A quick review of these points shows that treatment is basically the same in both medical schools. Before reaching any clinical conclusion, however, some considerations need to be taken into account;
  • - With regards to therapeutic methods in PM, these interventions are not yet evaluated in accordance with scientific methods, i.e. clinical trials, and arguments are made solely based on case reports, which is not sufficient in today’s scientific world. It is necessary to evaluate the effects of these interventions by clinical trials. Furthermore, to raise the validity of these interventions, they are best biologically evaluated as well.
  • - With regards to interventions noted in PM, critical evaluation and scrutiny is necessary.
  • - With regards to behavioral recommendations, there is evidence that, along with other treatments, cognitive-behavioral interventions are beneficial
We kept our search limited to only the most reliable resources on PM as we did not have access to all trusted sources. In addition, electronic databases were searched for only relevant English articles.
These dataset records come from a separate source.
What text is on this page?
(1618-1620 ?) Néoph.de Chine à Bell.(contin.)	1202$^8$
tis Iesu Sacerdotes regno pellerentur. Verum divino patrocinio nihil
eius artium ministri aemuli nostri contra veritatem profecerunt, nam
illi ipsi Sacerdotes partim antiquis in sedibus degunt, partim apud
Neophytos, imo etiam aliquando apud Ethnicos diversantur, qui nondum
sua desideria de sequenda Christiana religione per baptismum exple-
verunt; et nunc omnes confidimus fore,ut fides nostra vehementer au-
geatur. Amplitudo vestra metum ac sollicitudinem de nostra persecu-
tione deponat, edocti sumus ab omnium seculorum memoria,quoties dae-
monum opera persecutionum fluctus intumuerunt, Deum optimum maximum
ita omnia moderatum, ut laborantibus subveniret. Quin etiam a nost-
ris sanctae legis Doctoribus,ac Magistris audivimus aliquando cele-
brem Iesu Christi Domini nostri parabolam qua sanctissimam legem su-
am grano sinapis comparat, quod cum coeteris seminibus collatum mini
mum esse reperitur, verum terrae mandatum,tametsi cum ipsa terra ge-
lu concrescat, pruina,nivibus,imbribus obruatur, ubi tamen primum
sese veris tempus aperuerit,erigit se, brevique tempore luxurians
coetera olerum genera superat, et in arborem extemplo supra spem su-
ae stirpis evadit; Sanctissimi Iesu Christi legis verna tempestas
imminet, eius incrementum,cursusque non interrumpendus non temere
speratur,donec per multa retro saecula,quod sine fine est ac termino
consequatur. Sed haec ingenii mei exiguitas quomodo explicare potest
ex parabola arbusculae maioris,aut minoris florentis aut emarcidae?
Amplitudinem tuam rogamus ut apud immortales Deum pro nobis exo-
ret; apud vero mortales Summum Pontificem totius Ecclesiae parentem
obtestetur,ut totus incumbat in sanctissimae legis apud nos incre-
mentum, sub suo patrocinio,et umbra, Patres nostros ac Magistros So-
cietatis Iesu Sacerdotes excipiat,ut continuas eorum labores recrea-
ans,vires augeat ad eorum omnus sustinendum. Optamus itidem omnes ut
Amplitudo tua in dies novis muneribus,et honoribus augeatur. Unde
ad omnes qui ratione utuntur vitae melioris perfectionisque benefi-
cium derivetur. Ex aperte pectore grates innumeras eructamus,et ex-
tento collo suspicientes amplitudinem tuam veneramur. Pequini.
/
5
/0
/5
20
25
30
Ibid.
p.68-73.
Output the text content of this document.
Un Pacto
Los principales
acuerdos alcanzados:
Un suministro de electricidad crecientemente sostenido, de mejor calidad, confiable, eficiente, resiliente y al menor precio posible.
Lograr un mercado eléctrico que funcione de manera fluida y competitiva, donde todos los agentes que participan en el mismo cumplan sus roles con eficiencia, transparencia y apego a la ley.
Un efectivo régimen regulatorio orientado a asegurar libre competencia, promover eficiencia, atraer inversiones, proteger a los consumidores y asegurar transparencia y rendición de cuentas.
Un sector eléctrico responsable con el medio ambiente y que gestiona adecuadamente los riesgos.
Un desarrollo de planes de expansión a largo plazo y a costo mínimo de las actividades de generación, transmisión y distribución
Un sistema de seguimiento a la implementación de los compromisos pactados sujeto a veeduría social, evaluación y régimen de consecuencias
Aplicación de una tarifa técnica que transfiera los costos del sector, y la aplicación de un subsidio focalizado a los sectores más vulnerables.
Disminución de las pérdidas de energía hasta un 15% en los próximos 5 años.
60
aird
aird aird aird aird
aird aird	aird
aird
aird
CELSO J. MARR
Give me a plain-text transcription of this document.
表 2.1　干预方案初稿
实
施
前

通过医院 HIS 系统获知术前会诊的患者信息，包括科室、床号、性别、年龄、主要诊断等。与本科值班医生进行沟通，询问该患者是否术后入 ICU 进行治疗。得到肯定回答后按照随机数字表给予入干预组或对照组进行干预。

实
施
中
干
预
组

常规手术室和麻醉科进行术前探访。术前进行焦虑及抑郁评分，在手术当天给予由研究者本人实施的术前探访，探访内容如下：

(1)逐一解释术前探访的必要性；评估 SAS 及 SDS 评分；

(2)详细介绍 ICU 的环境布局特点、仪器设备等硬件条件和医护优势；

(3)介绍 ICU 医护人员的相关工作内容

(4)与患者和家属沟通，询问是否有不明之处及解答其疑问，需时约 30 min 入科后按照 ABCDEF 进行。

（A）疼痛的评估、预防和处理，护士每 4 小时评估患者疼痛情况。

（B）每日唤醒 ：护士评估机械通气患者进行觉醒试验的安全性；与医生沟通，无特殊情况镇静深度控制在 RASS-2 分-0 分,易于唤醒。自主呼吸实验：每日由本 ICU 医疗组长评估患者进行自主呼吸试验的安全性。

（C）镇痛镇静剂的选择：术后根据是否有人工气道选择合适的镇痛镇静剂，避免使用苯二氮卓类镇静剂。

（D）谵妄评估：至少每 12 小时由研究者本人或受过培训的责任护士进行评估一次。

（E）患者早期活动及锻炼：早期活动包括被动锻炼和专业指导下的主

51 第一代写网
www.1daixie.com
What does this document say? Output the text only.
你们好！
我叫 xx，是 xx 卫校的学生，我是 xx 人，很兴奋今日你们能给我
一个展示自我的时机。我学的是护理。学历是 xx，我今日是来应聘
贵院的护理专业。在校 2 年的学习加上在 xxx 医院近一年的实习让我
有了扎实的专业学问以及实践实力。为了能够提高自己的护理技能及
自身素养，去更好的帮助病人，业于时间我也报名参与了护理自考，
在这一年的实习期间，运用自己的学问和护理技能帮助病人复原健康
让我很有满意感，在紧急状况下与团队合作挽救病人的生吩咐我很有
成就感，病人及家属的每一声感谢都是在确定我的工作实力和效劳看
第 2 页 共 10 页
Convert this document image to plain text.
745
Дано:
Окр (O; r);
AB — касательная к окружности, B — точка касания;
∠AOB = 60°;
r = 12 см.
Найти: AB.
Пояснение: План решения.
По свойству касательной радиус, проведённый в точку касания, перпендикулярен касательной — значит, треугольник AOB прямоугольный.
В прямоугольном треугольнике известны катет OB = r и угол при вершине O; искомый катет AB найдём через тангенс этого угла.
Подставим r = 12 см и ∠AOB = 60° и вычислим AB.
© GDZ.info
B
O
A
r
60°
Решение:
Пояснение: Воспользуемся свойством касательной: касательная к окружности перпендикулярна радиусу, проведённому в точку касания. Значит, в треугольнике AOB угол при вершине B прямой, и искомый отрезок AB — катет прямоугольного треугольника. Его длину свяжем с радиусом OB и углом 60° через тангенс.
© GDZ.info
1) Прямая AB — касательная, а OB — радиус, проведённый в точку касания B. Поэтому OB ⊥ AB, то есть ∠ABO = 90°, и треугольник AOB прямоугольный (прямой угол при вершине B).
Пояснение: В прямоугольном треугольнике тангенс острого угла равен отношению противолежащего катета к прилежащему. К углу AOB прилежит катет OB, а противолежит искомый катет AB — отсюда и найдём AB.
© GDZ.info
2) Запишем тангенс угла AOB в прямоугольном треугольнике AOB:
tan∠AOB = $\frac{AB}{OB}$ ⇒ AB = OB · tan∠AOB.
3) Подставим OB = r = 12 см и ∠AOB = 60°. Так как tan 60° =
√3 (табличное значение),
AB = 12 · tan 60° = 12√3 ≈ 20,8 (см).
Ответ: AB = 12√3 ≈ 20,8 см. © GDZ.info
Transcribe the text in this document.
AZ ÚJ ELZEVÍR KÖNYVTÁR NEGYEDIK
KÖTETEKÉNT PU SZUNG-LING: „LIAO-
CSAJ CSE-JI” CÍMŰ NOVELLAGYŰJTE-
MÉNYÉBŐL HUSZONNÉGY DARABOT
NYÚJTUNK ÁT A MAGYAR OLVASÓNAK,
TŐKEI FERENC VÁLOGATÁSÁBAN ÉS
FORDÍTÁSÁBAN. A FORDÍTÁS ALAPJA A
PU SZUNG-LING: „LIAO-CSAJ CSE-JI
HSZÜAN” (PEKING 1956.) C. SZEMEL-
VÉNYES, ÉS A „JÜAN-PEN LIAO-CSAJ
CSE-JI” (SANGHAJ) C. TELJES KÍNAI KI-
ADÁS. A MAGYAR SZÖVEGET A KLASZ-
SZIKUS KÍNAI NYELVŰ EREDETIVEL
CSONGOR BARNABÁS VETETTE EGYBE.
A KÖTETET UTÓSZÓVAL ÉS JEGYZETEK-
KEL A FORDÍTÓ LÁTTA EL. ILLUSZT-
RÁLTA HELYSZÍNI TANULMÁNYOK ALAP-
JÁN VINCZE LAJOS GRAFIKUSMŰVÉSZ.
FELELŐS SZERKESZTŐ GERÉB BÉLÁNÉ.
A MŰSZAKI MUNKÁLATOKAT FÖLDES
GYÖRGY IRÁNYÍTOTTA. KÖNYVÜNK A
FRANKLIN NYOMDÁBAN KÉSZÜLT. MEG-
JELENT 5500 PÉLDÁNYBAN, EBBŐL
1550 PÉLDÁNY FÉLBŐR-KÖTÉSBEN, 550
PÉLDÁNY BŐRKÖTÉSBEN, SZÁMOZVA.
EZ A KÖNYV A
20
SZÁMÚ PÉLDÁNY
According to the principles of PM, it is crucial to treat patients suffering from depression in the initial stages, as yet no putrid matter has been formed in their bodies, and therefore, they might not be in need of medication. Given that the scholars of PM viewed the essence of depression as preponderance of dryness in the temperament of the brain, their main focus had been on attempering of this quality. Therefore, the canonic treatment of depression has been abounding wettening of the patient’s temperament. It can be said that the majority of non-pharmacologic treatments listed for the management of depression fall within the second therapeutic pillar. However, the third pillar - i.e. strengthening the brain and the heart- has never been neglected, because many of the treatments serve as tonics for the brain and the heart. Based on the points mentioned in the present paper, the authors suggest scientific study and evaluation of the teachings and therapeutic approaches of PM with regards to this disorder.
The authors have no conflicting financial interests.